Even cars are sometimes left abandoned on the hill's more remote areas. The situation is so bad that locals are now keen to prevent cars having access to parts of Howth Hill, says local Labour TD Tommy Broughan. "The presence of sheets of dumped asbestos at this environmentally fragile site is a new level of dangerous and disgraceful dumping at one of the most beautiful locations in Ireland," he says. "It must be stopped." George Cooke, of Green Hollows Quarries in Howth, says fly-tippers regularly drive up an isolated dirt road near his business late at night or early in the morning to dump their trash.
Cooke caught one dumper red-handed last year, and insisted the culprit clean up several big piles of rubbish. "But they're not mine," complained the dumper. "Maybe so - but you broke the golden rule," Cooke told him. "You got caught."
In fact, councils are reluctant to install rubbish bins in parks and out-of-the way spots because of fears they will be used by householders trying to avoid the €8 charge for collecting domestic rubbish.
"The bin charge does lead to people dumping their rubbish on the streets," says the chairman of Irish Business Against Litter (IBAL), Tom Cavanagh. "But that doesn't mean I'm opposed to the charge." He advocates better council clean-ups, stricter enforcement of the anti-litter laws and a kind of rubbish re-education - overcoming the attitude that it's okay just to throw junk on the streets.

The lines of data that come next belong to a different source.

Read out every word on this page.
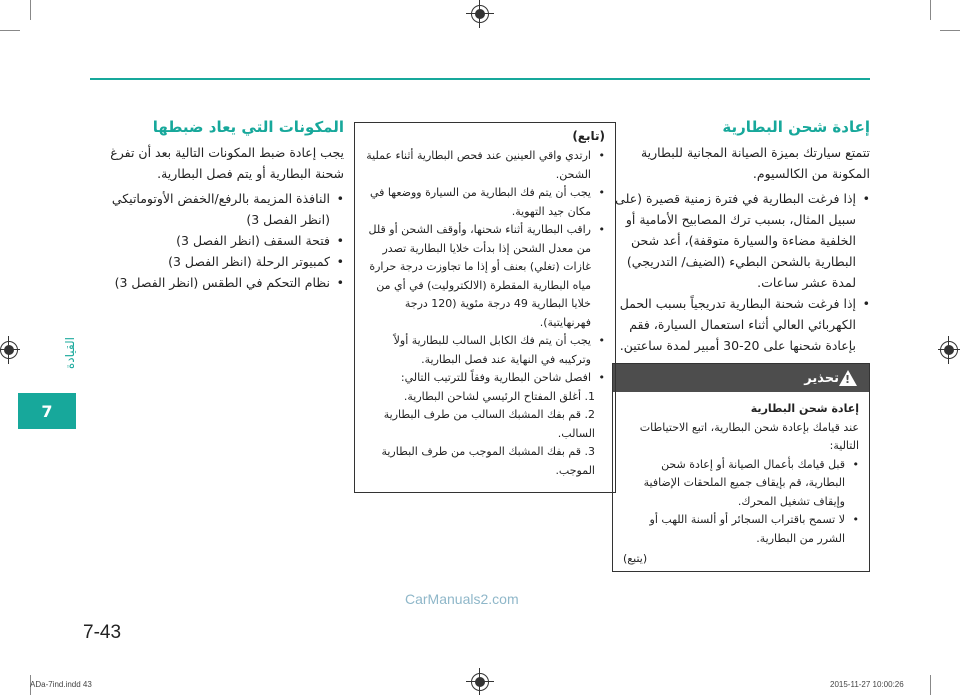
القيادة
7
إعادة شحن البطارية

تتمتع سيارتك بميزة الصيانة المجانية للبطارية المكونة من الكالسيوم.

• إذا فرغت البطارية في فترة زمنية قصيرة (على سبيل المثال، بسبب ترك المصابيح الأمامية أو الخلفية مضاءة والسيارة متوقفة)، أعد شحن البطارية بالشحن البطيء (الضيف/ التدريجي) لمدة عشر ساعات.
• إذا فرغت شحنة البطارية تدريجياً بسبب الحمل الكهربائي العالي أثناء استعمال السيارة، فقم بإعادة شحنها على 20-30 أمبير لمدة ساعتين.
تحذير
!
إعادة شحن البطارية
عند قيامك بإعادة شحن البطارية، اتبع الاحتياطات التالية:
• قبل قيامك بأعمال الصيانة أو إعادة شحن البطارية، قم بإيقاف جميع الملحقات الإضافية وإيقاف تشغيل المحرك.
• لا تسمح باقتراب السجائر أو ألسنة اللهب أو الشرر من البطارية.
(يتبع)
(تابع)
• ارتدي واقي العينين عند فحص البطارية أثناء عملية الشحن.
• يجب أن يتم فك البطارية من السيارة ووضعها في مكان جيد التهوية.
• راقب البطارية أثناء شحنها، وأوقف الشحن أو قلل من معدل الشحن إذا بدأت خلايا البطارية تصدر غازات (تغلي) بعنف أو إذا ما تجاوزت درجة حرارة مياه البطارية المقطرة (الالكتروليت) في أي من خلايا البطارية 49 درجة مئوية (120 درجة فهرنهايتية).
• يجب أن يتم فك الكابل السالب للبطارية أولاً وتركيبه في النهاية عند فصل البطارية.
• افصل شاحن البطارية وفقاً للترتيب التالي:
1. أغلق المفتاح الرئيسي لشاحن البطارية.
2. قم بفك المشبك السالب من طرف البطارية السالب.
3. قم بفك المشبك الموجب من طرف البطارية الموجب.
المكونات التي يعاد ضبطها

يجب إعادة ضبط المكونات التالية بعد أن تفرغ شحنة البطارية أو يتم فصل البطارية.

• النافذة المزيمة بالرفع/الخفض الأوتوماتيكي (انظر الفصل 3)
• فتحة السقف (انظر الفصل 3)
• كمبيوتر الرحلة (انظر الفصل 3)
• نظام التحكم في الطقس (انظر الفصل 3)
CarManuals2.com
7-43
ADa-7ind.indd 43	2015-11-27 10:00:26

IT'S EASIER TO control rubbish in built-up areas, such as village and town centres, where workers make regular patrols and bins are available. In central Dublin, efforts by 550 street cleaners have seen rubbish levels cut dramatically.
The assistant city manager with Dublin City Council, Matt Twomey, says the improvements were achieved with some effort. "We've been changing the times of our cleaning programmes, installing new bins, seeking co-operation, and where we have to, using our enforcement powers." IBAL's Tom Cavanagh calls for tougher enforcement. "It's very hard to catch a member of the public in the act," he says. "And we tend to have a diffident attitude to the way the law about litter is administered. We don't take the Litter Act seriously." For example, almost 50 per cent of on-the-spot litter fines imposed in the city last year went unpaid.
Cavanagh says it would be more effective to put the onus on commercial property owners - who are already legally responsible for the cleanliness of the area outside their business - to take responsibility, because they can't run away from the litter warden.
This approach is favoured in cities such as New York, where spotless sidewalks are a testament to the effectiveness of the Department of Sanitation's no-extra-charge, three-times-per-week garbage pick-ups and weekly recycling service, backed up by a ruthless attitude to messy streets.
COMMUNITY GROUPS say it's not rubbish to protect beauty spots such as Howth, with its wild humpback headland that's a longtime favourite of daytrippers, poets and writers including James Joyce - this was the spot where his heroine Molly Bloom received her proposal of marriage.
And singer Kate Bush used the headland as inspiration for the title track of her album Sensual World, with the lyrics saying: "Took six big wheels and rolled our bodies off of Howth Head and into the flesh." But it's doubtful the popular octave-punching songstress was reflecting on the discarded tyre wheels and rotting garbage that's now being dumped on the beauty spot.
Maybe someone needs to write a song about it.